Another layer to this is how our culture glorifies accumulation and control. We’re taught that having more—whether it’s material wealth, achievements, relationships, or even just a firm grip on our emotions—equates to success. Letting go flies in the face of that. It’s an act of surrender, and surrender is often seen as weakness. But the truth is, letting go takes incredible strength. It’s choosing to release the illusion of control, to acknowledge that we can’t force everything to go the way we want. It’s trusting that by loosening our grip, we’ll find freedom.

And then there’s the grieving process that comes with letting go. Grief isn’t just about losing a loved one; it’s the natural response to any kind of ending. When we let go, we need to allow ourselves to grieve—to feel the sadness, the emptiness, even the fear. This is what makes letting go so hard. It’s not just about deciding to be done with something; it’s about moving through the emotional waves that follow, letting ourselves fully experience the discomfort so that we can eventually reach acceptance.

Letting go is a skill, and like any skill, it takes practice. We can start small. Maybe it’s letting go of a piece of clutter that’s been sitting in the back of your closet for years, or maybe it’s letting go of the need to be right in a minor disagreement. Each time we practice, we strengthen that muscle. We start to see that letting go doesn’t mean we’re left with nothing; it means we’re creating space—space for new opportunities, new relationships, new ways of being that align more closely with who we truly are.
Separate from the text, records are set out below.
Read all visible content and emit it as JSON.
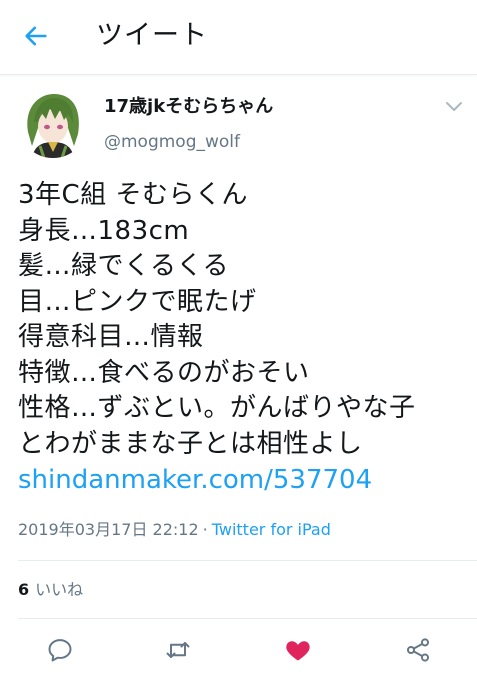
{
  "header": {
    "back_icon": "arrow-left-icon",
    "title": "ツイート"
  },
  "tweet": {
    "author": {
      "display_name": "17歳jkそむらちゃん",
      "handle": "@mogmog_wolf",
      "avatar": "anime-character-avatar"
    },
    "caret_icon": "chevron-down-icon",
    "lines": [
      "3年C組 そむらくん",
      "身長…183cm",
      "髪…緑でくるくる",
      "目…ピンクで眠たげ",
      "得意科目…情報",
      "特徴…食べるのがおそい",
      "性格…ずぶとい。がんばりやな子",
      "とわがままな子とは相性よし"
    ],
    "link": "shindanmaker.com/537704",
    "timestamp": "2019年03月17日 22:12",
    "separator": "·",
    "source": "Twitter for iPad",
    "likes": {
      "count": "6",
      "label": "いいね"
    }
  },
  "actions": {
    "reply_icon": "reply-icon",
    "retweet_icon": "retweet-icon",
    "like_icon": "heart-icon",
    "share_icon": "share-icon"
  },
  "colors": {
    "accent": "#1da1f2",
    "like": "#e0245e",
    "muted": "#657786",
    "icon": "#657786",
    "text": "#14171a",
    "divider": "#e6ecf0"
  }
}
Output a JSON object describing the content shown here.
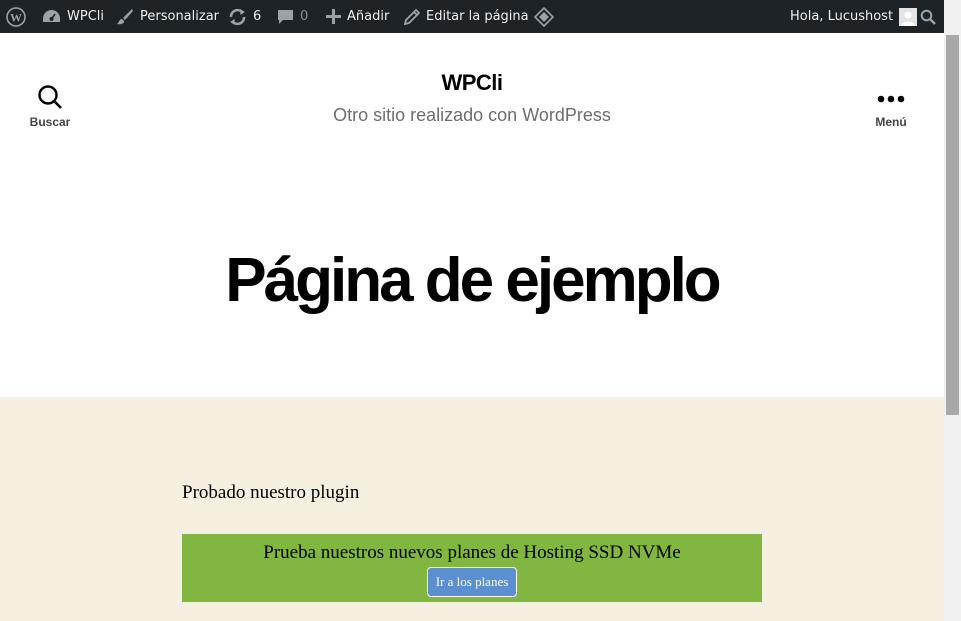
{
  "admin_bar": {
    "wp_logo_icon": "wordpress-icon",
    "site_name": "WPCli",
    "customize": "Personalizar",
    "updates_count": "6",
    "comments_count": "0",
    "new_label": "Añadir",
    "edit_label": "Editar la página",
    "greeting": "Hola, Lucushost"
  },
  "header": {
    "search_label": "Buscar",
    "site_title": "WPCli",
    "site_description": "Otro sitio realizado con WordPress",
    "menu_label": "Menú"
  },
  "entry": {
    "title": "Página de ejemplo"
  },
  "content": {
    "paragraph": "Probado nuestro plugin",
    "promo_text": "Prueba nuestros nuevos planes de Hosting SSD NVMe",
    "promo_button": "Ir a los planes"
  },
  "colors": {
    "admin_bar_bg": "#1d2327",
    "content_bg": "#f5efe0",
    "promo_bg": "#81b740",
    "promo_button_bg": "#5b8fd0"
  }
}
So, why let go? Because holding on to things that no longer serve us keeps us stuck. It keeps us in a past version of ourselves, in an outdated story. Letting go is about embracing change, embracing growth, and ultimately embracing life in its truest, fullest form. It’s about trusting that what’s meant for us will find us, and that sometimes, the best way to move forward is to simply release our grasp and allow the current to take us somewhere new.

The universe itself is built on the concept of life and death. Without this natural cycle, there would be no evolution, no growth—everything would remain stagnant and flat. Miracles happen when death occurs, because life always follows, often in ways we could never have imagined before. Letting go is not the end; it is the beginning of something new, a chance for transformation, and a reminder that life, in all its forms, is constantly renewing itself.